Posted by sweens on January 21, 2009

Today’s blog entry is about the market value any position has in the IT market today and where that may or may not go.  With the recent layoffs by many Information Technology companies in Ottawa, the simple ‘supply and demand’ equation comes to the front to help us look at this issue.  Supply and demand states that in a competitive market, salary will function to equalize the quantity demanded by employers and the quantity of hires made by the market conditions.


So, with more and more people being let go as of late, we now enter a situation where the supply of candidates exceeds the demand employers have on the labour market.  Some people would have suggested prior to this economic downturn that current salary expectations were a bit higher then where they should have been and that new-grads were demanding too much coming out of school.  That situation was made possible by a lack of candidates to fill employers’ requirements – which allowed candidates to demand more from their new employers.

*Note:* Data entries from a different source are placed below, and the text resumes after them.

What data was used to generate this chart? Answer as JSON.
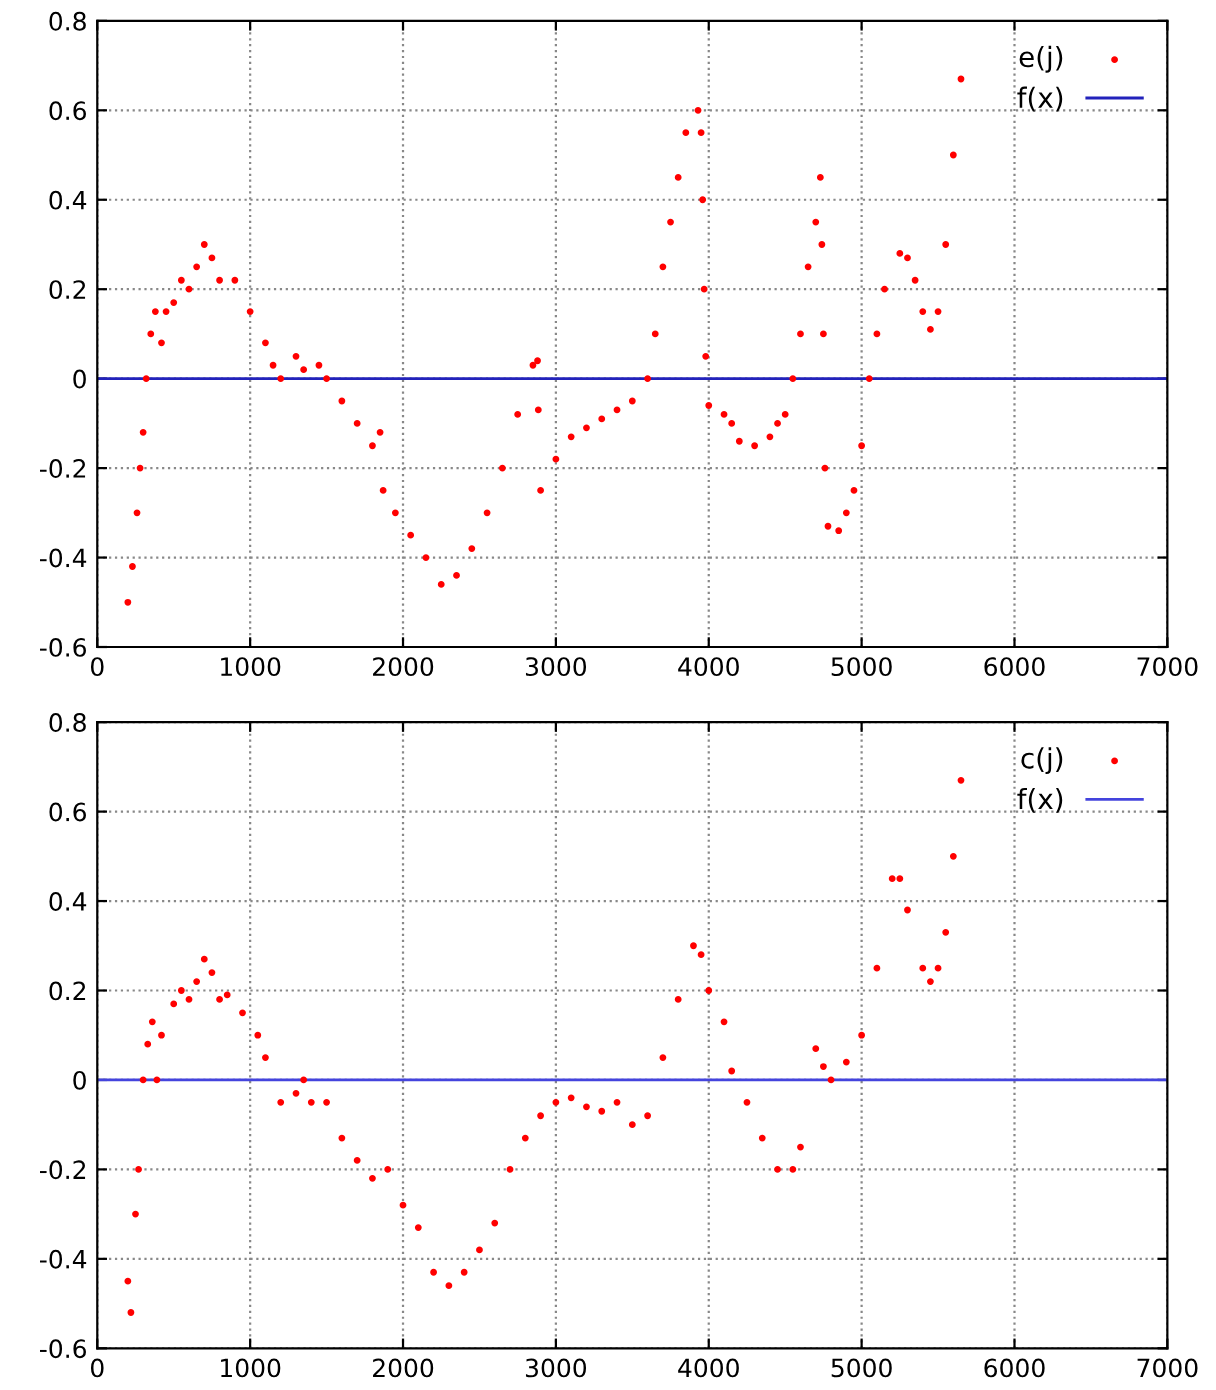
{
  "chart_data": [
    {
      "type": "scatter",
      "xlim": [
        0,
        7000
      ],
      "ylim": [
        -0.6,
        0.8
      ],
      "xticks": [
        0,
        1000,
        2000,
        3000,
        4000,
        5000,
        6000,
        7000
      ],
      "yticks": [
        -0.6,
        -0.4,
        -0.2,
        0,
        0.2,
        0.4,
        0.6,
        0.8
      ],
      "grid": true,
      "legend": "top right",
      "series": [
        {
          "name": "e(j)",
          "marker": "circle",
          "color": "#ff0000",
          "x": [
            200,
            230,
            260,
            280,
            300,
            320,
            350,
            380,
            420,
            450,
            500,
            550,
            600,
            650,
            700,
            750,
            800,
            900,
            1000,
            1100,
            1150,
            1200,
            1300,
            1350,
            1450,
            1500,
            1600,
            1700,
            1800,
            1850,
            1870,
            1950,
            2050,
            2150,
            2250,
            2350,
            2450,
            2550,
            2650,
            2750,
            2850,
            2880,
            2885,
            2900,
            3000,
            3100,
            3200,
            3300,
            3400,
            3500,
            3600,
            3650,
            3700,
            3750,
            3800,
            3850,
            3930,
            3950,
            3960,
            3970,
            3980,
            4000,
            4100,
            4150,
            4200,
            4300,
            4400,
            4450,
            4500,
            4550,
            4600,
            4650,
            4700,
            4730,
            4740,
            4750,
            4760,
            4780,
            4850,
            4900,
            4950,
            5000,
            5050,
            5100,
            5150,
            5250,
            5300,
            5350,
            5400,
            5450,
            5500,
            5550,
            5600,
            5650
          ],
          "values": [
            -0.5,
            -0.42,
            -0.3,
            -0.2,
            -0.12,
            0,
            0.1,
            0.15,
            0.08,
            0.15,
            0.17,
            0.22,
            0.2,
            0.25,
            0.3,
            0.27,
            0.22,
            0.22,
            0.15,
            0.08,
            0.03,
            0,
            0.05,
            0.02,
            0.03,
            0,
            -0.05,
            -0.1,
            -0.15,
            -0.12,
            -0.25,
            -0.3,
            -0.35,
            -0.4,
            -0.46,
            -0.44,
            -0.38,
            -0.3,
            -0.2,
            -0.08,
            0.03,
            0.04,
            -0.07,
            -0.25,
            -0.18,
            -0.13,
            -0.11,
            -0.09,
            -0.07,
            -0.05,
            0,
            0.1,
            0.25,
            0.35,
            0.45,
            0.55,
            0.6,
            0.55,
            0.4,
            0.2,
            0.05,
            -0.06,
            -0.08,
            -0.1,
            -0.14,
            -0.15,
            -0.13,
            -0.1,
            -0.08,
            0,
            0.1,
            0.25,
            0.35,
            0.45,
            0.3,
            0.1,
            -0.2,
            -0.33,
            -0.34,
            -0.3,
            -0.25,
            -0.15,
            0,
            0.1,
            0.2,
            0.28,
            0.27,
            0.22,
            0.15,
            0.11,
            0.15,
            0.3,
            0.5,
            0.67
          ]
        },
        {
          "name": "f(x)",
          "type": "line",
          "marker": "none",
          "color": "#2222bb",
          "x": [
            0,
            7000
          ],
          "values": [
            0,
            0
          ]
        }
      ]
    },
    {
      "type": "scatter",
      "xlim": [
        0,
        7000
      ],
      "ylim": [
        -0.6,
        0.8
      ],
      "xticks": [
        0,
        1000,
        2000,
        3000,
        4000,
        5000,
        6000,
        7000
      ],
      "yticks": [
        -0.6,
        -0.4,
        -0.2,
        0,
        0.2,
        0.4,
        0.6,
        0.8
      ],
      "grid": true,
      "legend": "top right",
      "series": [
        {
          "name": "c(j)",
          "marker": "circle",
          "color": "#ff0000",
          "x": [
            200,
            220,
            250,
            270,
            300,
            330,
            360,
            390,
            420,
            500,
            550,
            600,
            650,
            700,
            750,
            800,
            850,
            950,
            1050,
            1100,
            1200,
            1300,
            1350,
            1400,
            1500,
            1600,
            1700,
            1800,
            1900,
            2000,
            2100,
            2200,
            2300,
            2400,
            2500,
            2600,
            2700,
            2800,
            2900,
            3000,
            3100,
            3200,
            3300,
            3400,
            3500,
            3600,
            3700,
            3800,
            3900,
            3950,
            4000,
            4100,
            4150,
            4250,
            4350,
            4450,
            4550,
            4600,
            4700,
            4750,
            4800,
            4900,
            5000,
            5100,
            5200,
            5250,
            5300,
            5400,
            5450,
            5500,
            5550,
            5600,
            5650
          ],
          "values": [
            -0.45,
            -0.52,
            -0.3,
            -0.2,
            0,
            0.08,
            0.13,
            0,
            0.1,
            0.17,
            0.2,
            0.18,
            0.22,
            0.27,
            0.24,
            0.18,
            0.19,
            0.15,
            0.1,
            0.05,
            -0.05,
            -0.03,
            0,
            -0.05,
            -0.05,
            -0.13,
            -0.18,
            -0.22,
            -0.2,
            -0.28,
            -0.33,
            -0.43,
            -0.46,
            -0.43,
            -0.38,
            -0.32,
            -0.2,
            -0.13,
            -0.08,
            -0.05,
            -0.04,
            -0.06,
            -0.07,
            -0.05,
            -0.1,
            -0.08,
            0.05,
            0.18,
            0.3,
            0.28,
            0.2,
            0.13,
            0.02,
            -0.05,
            -0.13,
            -0.2,
            -0.2,
            -0.15,
            0.07,
            0.03,
            0,
            0.04,
            0.1,
            0.25,
            0.45,
            0.45,
            0.38,
            0.25,
            0.22,
            0.25,
            0.33,
            0.5,
            0.67
          ]
        },
        {
          "name": "f(x)",
          "type": "line",
          "marker": "none",
          "color": "#4444dd",
          "x": [
            0,
            7000
          ],
          "values": [
            0,
            0
          ]
        }
      ]
    }
  ]
}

We are now entering a situation where there are too many candidates to fill a limited number of positions which MAY lead to people taking a salary cut in order to find employment.  This ultimately could lower the salary expectations once the Information Technology sector begins to grow again as people may begin to join companies at a lower salary range then they are currently in.




I think the suggestion I can make is that you should seriously consider what you are willing to accept in terms of compensation for any offer made from this point forward.  I say this for two main reasons.  The first, being that companies who are still going to hire people may be a little nervous about a big salary and would be more comfortable going with a moderate salary.  Secondly, with more people actively searching for a position at the moment, your competition for each position just got tougher, and if you won’t accept a position that pays lower then your last position did, someone else might.